Events

Dec 08

Towards Accountable Conversational Agents for Task Completion

11:40 AM to 12:40 PM

CSB 451 CS Auditorium

Dilek Hakkani-Tür, University of Illinois Urbana-Champaign

Abstract:
Task-oriented dialogue systems are designed to assist users in achieving specific, well-defined goals or tasks through natural language interactions. These systems act as a conversational bridge, connecting users to task-specific APIs or tools. Recent advancements have resulted in a significant paradigm shift with the integration of Large Language Models (LLMs) augmented with tool-calling into task-oriented dialogue systems and user simulators that are used for model evaluation and training. However, several issues remain that ponder the use of these systems in real applications.

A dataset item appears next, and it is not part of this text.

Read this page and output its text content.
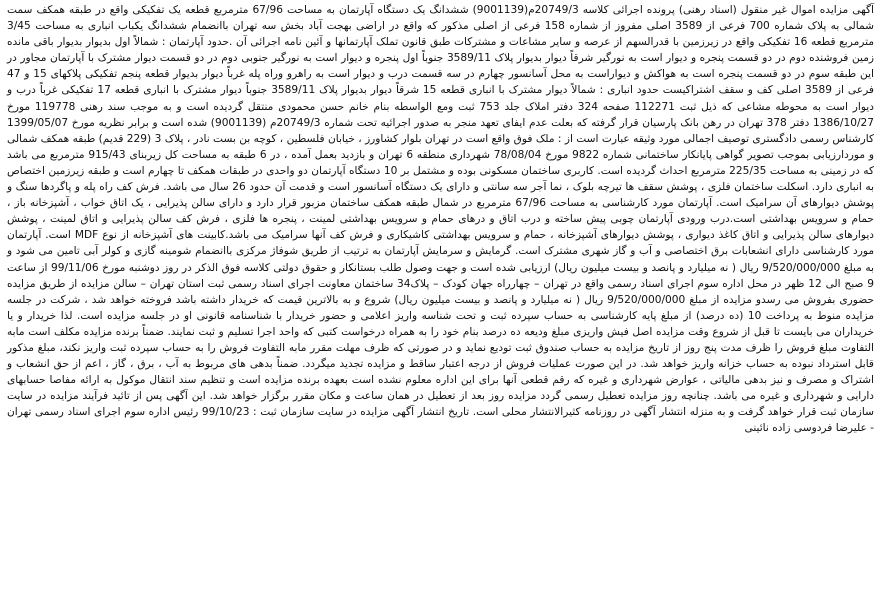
آگهی مزایده اموال غیر منقول (اسناد رهنی) پرونده اجرائی کلاسه 20749/3م(9001139) ششدانگ یک دستگاه آپارتمان به مساحت 67/96 مترمربع قطعه یک تفکیکی واقع در طبقه همکف سمت شمالی به پلاک شماره 700 فرعی از 3589 اصلی مفروز از شماره 158 فرعی از اصلی مذکور که واقع در اراضی بهجت آباد بخش سه تهران باانضمام ششدانگ یکباب انباری به مساحت 3/45 مترمربع قطعه 16 تفکیکی واقع در زیرزمین با قدرالسهم از عرصه و سایر مشاعات و مشترکات طبق قانون تملک آپارتمانها و آئین نامه اجرائی آن .حدود آپارتمان : شمالاً اول بدیوار بدیوار باقی مانده زمین فروشنده دوم در دو قسمت پنجره و دیوار است به نورگیر شرقاً دیوار بدیوار پلاک 3589/11 جنوباً اول پنجره و دیوار است به نورگیر جنوبی دوم در دو قسمت دیوار مشترک با آپارتمان مجاور در این طبقه سوم در دو قسمت پنجره است به هواکش و دیواراست به محل آسانسور چهارم در سه قسمت درب و دیوار است به راهرو وراه پله غرباً دیوار بدیوار قطعه پنجم تفکیکی پلاکهای 15 و 47 فرعی از 3589 اصلی کف و سقف اشتراکیست حدود انباری : شمالاً دیوار مشترک با انباری قطعه 15 شرقاً دیوار بدیوار پلاک 3589/11 جنوباً دیوار مشترک با انباری قطعه 17 تفکیکی غرباً درب و دیوار است به محوطه مشاعی که ذیل ثبت 112271 صفحه 324 دفتر املاک جلد 753 ثبت ومع الواسطه بنام خانم حسن محمودی منتقل گردیده است و به موجب سند رهنی 119778 مورخ 1386/10/27 دفتر 378 تهران در رهن بانک پارسیان قرار گرفته که بعلت عدم ایفای تعهد منجر به صدور اجرائیه تحت شماره 20749/3م (9001139) شده است و برابر نظریه مورخ 1399/05/07 کارشناس رسمی دادگستری توصیف اجمالی مورد وثیقه عبارت است از : ملک فوق واقع است در تهران بلوار کشاورز ، خیابان فلسطین ، کوچه بن بست نادر ، پلاک 3 (229 قدیم) طبقه همکف شمالی و موردارزیابی بموجب تصویر گواهی پایانکار ساختمانی شماره 9822 مورخ 78/08/04 شهرداری منطقه 6 تهران و بازدید بعمل آمده ، در 6 طبقه به مساحت کل زیربنای 915/43 مترمربع می باشد که در زمینی به مساحت 225/35 مترمربع احداث گردیده است. کاربری ساختمان مسکونی بوده و مشتمل بر 10 دستگاه آپارتمان دو واحدی در طبقات همکف تا چهارم است و طبقه زیرزمین اختصاص به انباری دارد. اسکلت ساختمان فلزی ، پوشش سقف ها تیرچه بلوک ، نما آجر سه سانتی و دارای یک دستگاه آسانسور است و قدمت آن حدود 26 سال می باشد. فرش کف راه پله و پاگردها سنگ و پوشش دیوارهای آن سرامیک است. آپارتمان مورد کارشناسی به مساحت 67/96 مترمربع در شمال طبقه همکف ساختمان مزبور قرار دارد و دارای سالن پذیرایی ، یک اتاق خواب ، آشپزخانه باز ، حمام و سرویس بهداشتی است.درب ورودی آپارتمان چوبی پیش ساخته و درب اتاق و درهای حمام و سرویس بهداشتی لمینت ، پنجره ها فلزی ، فرش کف سالن پذیرایی و اتاق لمینت ، پوشش دیوارهای سالن پذیرایی و اتاق کاغذ دیواری ، پوشش دیوارهای آشپزخانه ، حمام و سرویس بهداشتی کاشیکاری و فرش کف آنها سرامیک می باشد.کابینت های آشپزخانه از نوع MDF است. آپارتمان مورد کارشناسی دارای انشعابات برق اختصاصی و آب و گاز شهری مشترک است. گرمایش و سرمایش آپارتمان به ترتیب از طریق شوفاژ مرکزی باانضمام شومینه گازی و کولر آبی تامین می شود و به مبلغ 9/520/000/000 ریال ( نه میلیارد و پانصد و بیست میلیون ریال) ارزیابی شده است و جهت وصول طلب بستانکار و حقوق دولتی کلاسه فوق الذکر در روز دوشنبه مورخ 99/11/06 از ساعت 9 صبح الی 12 ظهر در محل اداره سوم اجرای اسناد رسمی واقع در تهران – چهارراه جهان کودک – پلاک34 ساختمان معاونت اجرای اسناد رسمی ثبت استان تهران – سالن مزایده از طریق مزایده حضوری بفروش می رسدو مزایده از مبلغ 9/520/000/000 ریال ( نه میلیارد و پانصد و بیست میلیون ریال) شروع و به بالاترین قیمت که خریدار داشته باشد فروخته خواهد شد ، شرکت در جلسه مزایده منوط به پرداخت 10 (ده درصد) از مبلغ پایه کارشناسی به حساب سپرده ثبت و تحت شناسه واریز اعلامی و حضور خریدار با شناسنامه قانونی او در جلسه مزایده است. لذا خریدار و یا خریداران می بایست تا قبل از شروع وقت مزایده اصل فیش واریزی مبلغ ودیعه ده درصد بنام خود را به همراه درخواست کتبی که واحد اجرا تسلیم و ثبت نمایند. ضمناً برنده مزایده مکلف است مابه التفاوت مبلغ فروش را ظرف مدت پنج روز از تاریخ مزایده به حساب صندوق ثبت تودیع نماید و در صورتی که ظرف مهلت مقرر مابه التفاوت فروش را به حساب سپرده ثبت واریز نکند، مبلغ مذکور قابل استرداد نبوده به حساب خزانه واریز خواهد شد. در این صورت عملیات فروش از درجه اعتبار ساقط و مزایده تجدید میگردد. ضمناً بدهی های مربوط به آب ، برق ، گاز ، اعم از حق انشعاب و اشتراک و مصرف و نیز بدهی مالیاتی ، عوارض شهرداری و غیره که رقم قطعی آنها برای این اداره معلوم نشده است بعهده برنده مزایده است و تنظیم سند انتقال موکول به ارائه مفاصا حسابهای دارایی و شهرداری و غیره می باشد. چنانچه روز مزایده تعطیل رسمی گردد مزایده روز بعد از تعطیل در همان ساعت و مکان مقرر برگزار خواهد شد. این آگهی پس از تائید فرآیند مزایده در سایت سازمان ثبت قرار خواهد گرفت و به منزله انتشار آگهی در روزنامه کثیرالانتشار محلی است. تاریخ انتشار آگهی مزایده در سایت سازمان ثبت : 99/10/23 رئیس اداره سوم اجرای اسناد رسمی تهران - علیرضا فردوسی زاده نائینی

In this talk, I will share our latest research towards accountability in multi-turn interactions with Large Language Models (LLMs). Our approach, called Reasoning, Acting, and Speaking (ReSpAct), has demonstrated higher task completion rates by engaging with users. To counter user over-reliance, we developed specialized accountability models for dialogue state tracking errors in task-oriented dialogue systems. We also adapted existing annotated dialogue datasets to train an LLM proficient in both interaction and tool calling, showcasing its performance on dialogue system and agentic LLM benchmarks. Our subsequent work utilized reinforcement learning for tool-based reasoning, introducing novel reward mechanisms. Finally, I will discuss user simulation for model evaluation and training. We observed that LLM-based user simulators can deviate from user goals over multi-turn interactions. To address this, we proposed a novel framework that tracks user goal progression throughout conversations, enabling the creation of user simulators that can autonomously monitor goal progression and reason to generate goal-aligned responses.